CRL LDAP Validation


A Certificate Revocation List (CRL) is a signed list indicating a set of certificates that are no longer considered valid (revoked certificates) by the certificate issuer. The API Gateway can query a CRL to find out if a given certificate has been revoked. If the certificate is present in the CRL, it should not be trusted.

To validate a certificate using a CRL lookup, the certificate's issuing CA certificate should be trusted by the API Gateway. This is because for a CRL lookup, the CA public key is needed to verify the signature on the CRL. The issuing CA public key is not always included in the certificates that it issues, so it is necessary to retrieve it from the API Gateway's certificate store instead.

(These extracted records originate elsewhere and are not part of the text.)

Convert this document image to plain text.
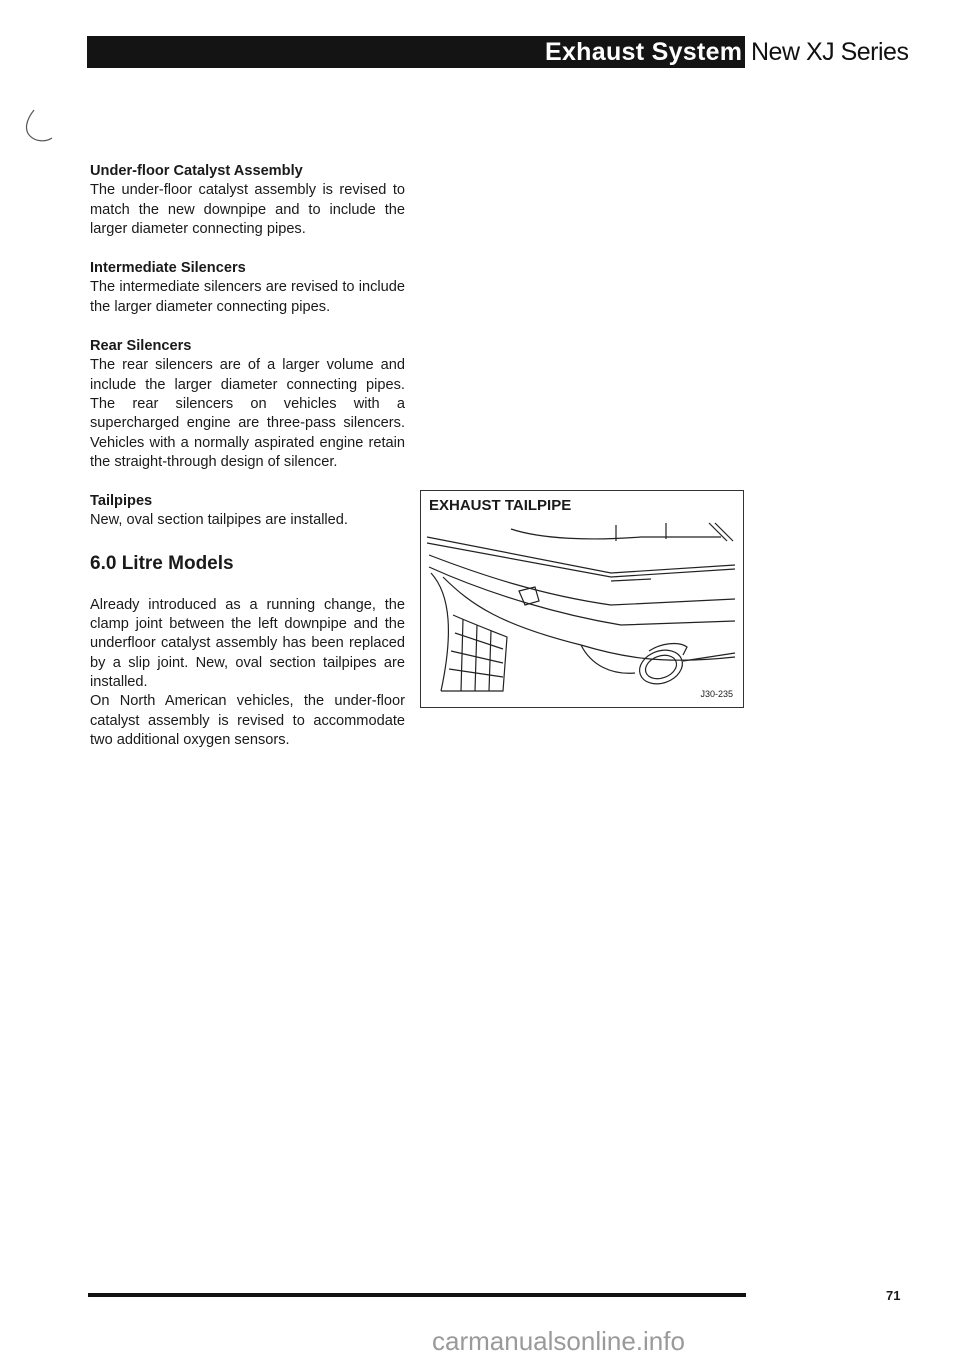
Exhaust System New XJ Series
Under-floor Catalyst Assembly

The under-floor catalyst assembly is revised to match the new downpipe and to include the larger diameter connecting pipes.

Intermediate Silencers

The intermediate silencers are revised to include the larger diameter connecting pipes.

Rear Silencers

The rear silencers are of a larger volume and include the larger diameter connecting pipes. The rear silencers on vehicles with a supercharged engine are three-pass silencers. Vehicles with a normally aspirated engine retain the straight-through design of silencer.

Tailpipes

New, oval section tailpipes are installed.

6.0 Litre Models

Already introduced as a running change, the clamp joint between the left downpipe and the underfloor catalyst assembly has been replaced by a slip joint. New, oval section tailpipes are installed.

On North American vehicles, the under-floor catalyst assembly is revised to accommodate two additional oxygen sensors.

EXHAUST TAILPIPE
J30-235
71
carmanualsonline.info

The Name and URL of all currently configured LDAP directories are displayed in the table on the CRL Certificate Validation screen. The API Gateway checks the CRL of all selected LDAP directories to validate the client certificate. The filter fails as soon as the API Gateway determines that one of the CRLs has revoked the certificate.

To configure LDAP connection information, complete the following fields:


Enter an appropriate name for the filter.

LDAP Connection:

Click the button on the right, and select the LDAP directory to check its CRL. If you wish to use an existing LDAP directory, (for example, Sample Active Directory Connection), you can select it in the tree. To add an LDAP directory, right-click the LDAP Connections tree node, and select Add an LDAP Connection.

Alternatively, you can add LDAP connections under the External Connections node in the Policy Studio tree view. For more details on how to configure LDAP connections, see the topic on Configuring LDAP Directories.